South Korea plans to issue a total of 79.8 trillion won (US$69.9 billion) worth of Treasuries in 2012 to raise the money needed to run the nation’s fiscal policy, the finance ministry said Wednesday.
The planned debt sale is 1.5 trillion won smaller than 81.3 trillion won issued last year, the ministry said in a press release. Of the total, 54.8 trillion won will be used to refund matured bonds.
“We will stick to our principle to issue the same amount of state bonds every month this year,” the ministry said. “Still, the monthly amount of bond issuance can be adjusted flexibly in consideration of fiscal demand.”
In particular, the ministry plans to sell state bonds that mature in 30 years for the first time in September. The move is aimed at running the nation’s fiscal policy in a more stable manner by securing longer-term capital.

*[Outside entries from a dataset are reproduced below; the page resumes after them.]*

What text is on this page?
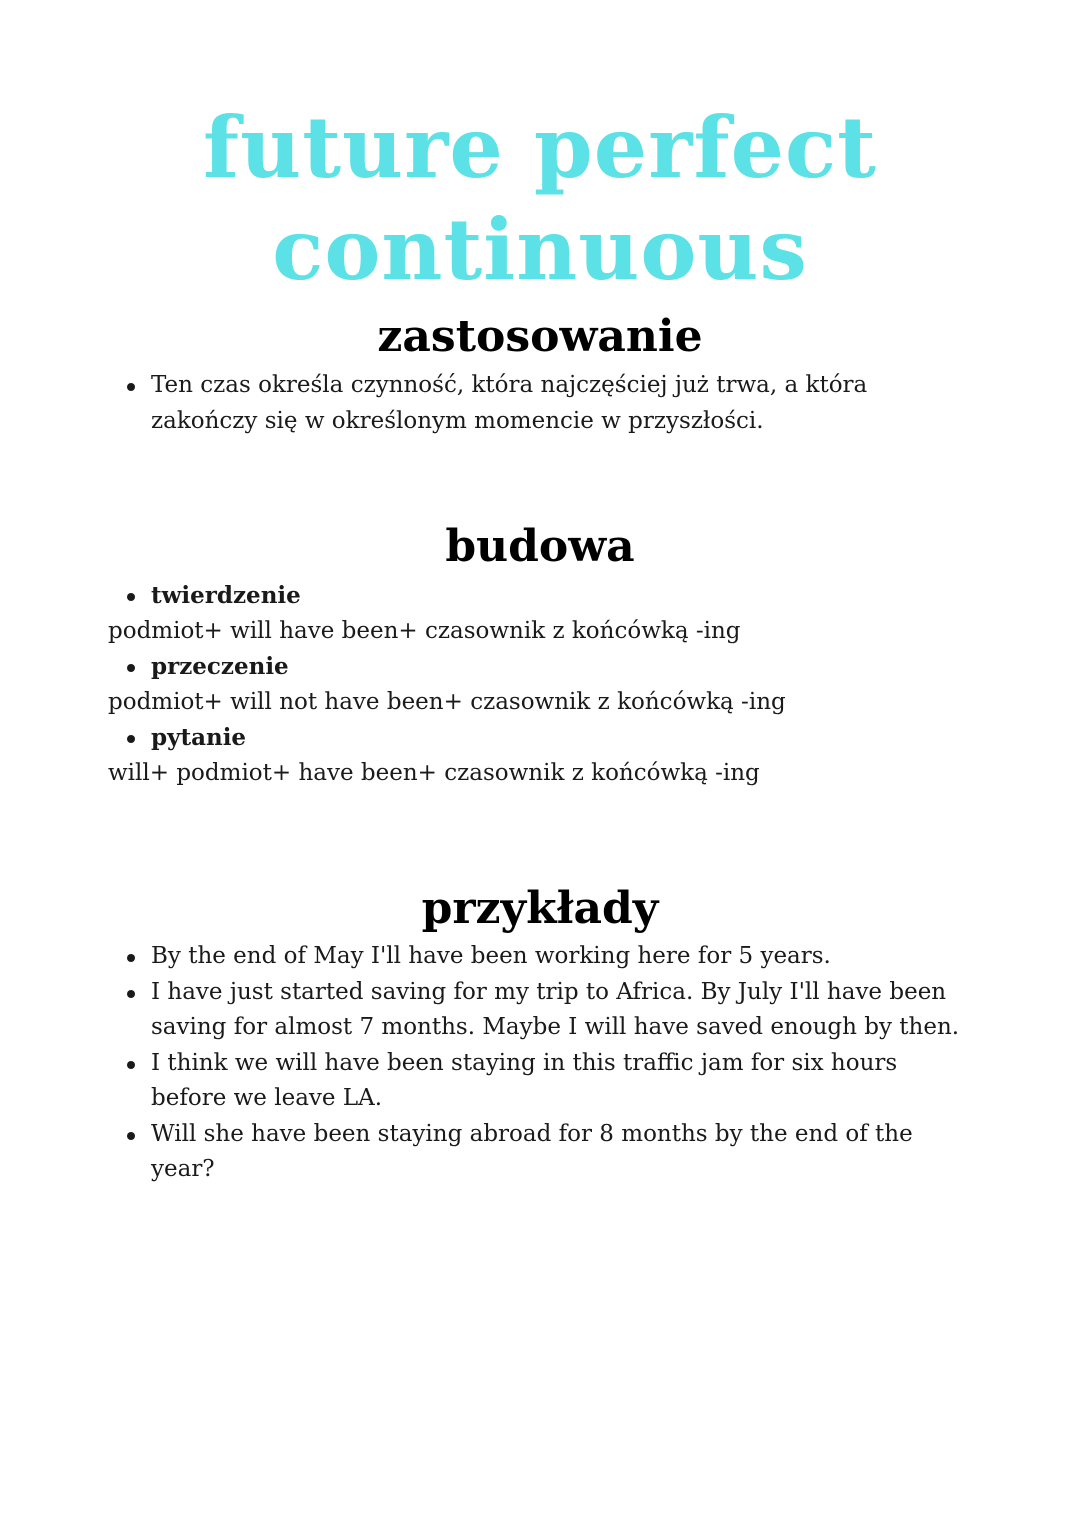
future perfect
continuous
zastosowanie
Ten czas określa czynność, która najczęściej już trwa, a która zakończy się w określonym momencie w przyszłości.
budowa
twierdzenie
podmiot+ will have been+ czasownik z końcówką -ing
przeczenie
podmiot+ will not have been+ czasownik z końcówką -ing
pytanie
will+ podmiot+ have been+ czasownik z końcówką -ing
przykłady
By the end of May I'll have been working here for 5 years.
I have just started saving for my trip to Africa. By July I'll have been saving for almost 7 months. Maybe I will have saved enough by then.
I think we will have been staying in this traffic jam for six hours before we leave LA.
Will she have been staying abroad for 8 months by the end of the year?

Of state bonds, those with a maturity of three and five years accounted for nearly 60 percent last year. Bonds with the longest maturity of 20 years made up 15 percent, the ministry said.
South Korea’s outstanding state bonds stood at 340 trillion won at the end of last year, up from 310 trillion won in the previous year. Foreign investors held 60.9 trillion won or 17.8 percent of the total, the ministry said.
The ministry expects little difficulty in selling all the planned state bonds this year, saying that there is sufficient demand for the debts based on strong fiscal and economic health.
“We expect that our bond sale plan for this year will be carried out without much difficulty,” the ministry said. “There is trust being maintained for our state bonds at home and abroad thanks to the nation’s sound fiscal health and strong macroeconomic fundamentals.”